Aggredì l’acquirente della sua casa all’asta Condannato a 15 mesi

Cade la tentata estorsione, per i giudici è turbata libertà degli incanti. Assolto dall’accusa di danneggiamento
TERAMO. La sua casa, quella tirata su con i sacrifici di anni di lavoro, era finita all’asta e la disperazione aveva preso il sopravvento. Sulla razionalità e sul rispetto delle leggi. Antonio Cioci, 49enne di Canzano che nel maggio del 2015 venne arrestato con le accuse di tentata estorsione e lesioni per aver aggredito e ferito l’acquirente dell’abitazione che lui voleva riavere, ieri è stato condannato ad un anno e tre mesi. Per lui il pm Luca Sciarretta aveva chiesto quattro anni e sei mesi.

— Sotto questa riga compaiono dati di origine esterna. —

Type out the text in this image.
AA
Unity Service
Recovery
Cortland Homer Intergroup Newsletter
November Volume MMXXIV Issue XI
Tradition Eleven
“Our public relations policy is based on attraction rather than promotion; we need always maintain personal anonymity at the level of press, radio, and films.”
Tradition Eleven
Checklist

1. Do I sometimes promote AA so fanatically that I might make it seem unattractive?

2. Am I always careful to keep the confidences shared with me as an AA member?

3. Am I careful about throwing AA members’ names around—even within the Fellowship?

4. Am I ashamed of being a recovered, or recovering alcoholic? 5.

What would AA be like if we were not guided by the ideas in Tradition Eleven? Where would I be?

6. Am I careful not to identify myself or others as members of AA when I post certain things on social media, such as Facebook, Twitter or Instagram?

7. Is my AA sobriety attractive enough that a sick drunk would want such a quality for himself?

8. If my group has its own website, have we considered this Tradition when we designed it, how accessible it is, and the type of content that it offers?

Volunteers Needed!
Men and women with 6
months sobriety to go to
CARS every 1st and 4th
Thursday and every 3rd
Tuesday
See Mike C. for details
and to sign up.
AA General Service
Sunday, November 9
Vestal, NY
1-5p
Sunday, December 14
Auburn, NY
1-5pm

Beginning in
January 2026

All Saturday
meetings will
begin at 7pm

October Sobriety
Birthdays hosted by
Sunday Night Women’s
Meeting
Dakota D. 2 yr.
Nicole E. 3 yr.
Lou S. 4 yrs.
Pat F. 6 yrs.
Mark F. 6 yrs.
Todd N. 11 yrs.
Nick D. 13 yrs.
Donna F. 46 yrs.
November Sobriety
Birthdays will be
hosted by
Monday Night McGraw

I giudici (Flavio Conciatori presidente, a latere Lorenzo Prudenzano e Enrico Pompei) hanno derubricato il reato di tentata estorsione in turbata libertà degli incanti. All’uomo veniva contestato anche il danneggiamento dell’immobile (secondo l’accusa dopo la vendita all’asta avrebbe divelto porte e altro), ma da questa da questa ipotesi di reato è stato assolto. Per le lesioni il tribunale ha sentenziato il non doversi procedere per difetto di querela. All’uomo, assistito dall’avvocato Rachele Cozzi, è stato revocato il divieto di dimora nel territorio comunale di Penna Sant’Andrea, centro in cui abita l’acquirente dell’abitazione. Il tribunale ha stabilito una provvisionale immediatamente esecutiva di 2 e 5mila euro per due delle parti civili (l’acquirente dell’abitazione e suo fratello) rappresentati dagli avvocati Tiziana Rocci e Marco Sgattoni. Due anni fa Cioci venne arrestato in esecuzione di un’ordinanza di custodia dopo aver più volte avvicinato il compratore della casa, avergli frantumato il parabrezza dell’autovettura e colpito al braccio. Tra sessanta giorni le motivazioni della sentenza.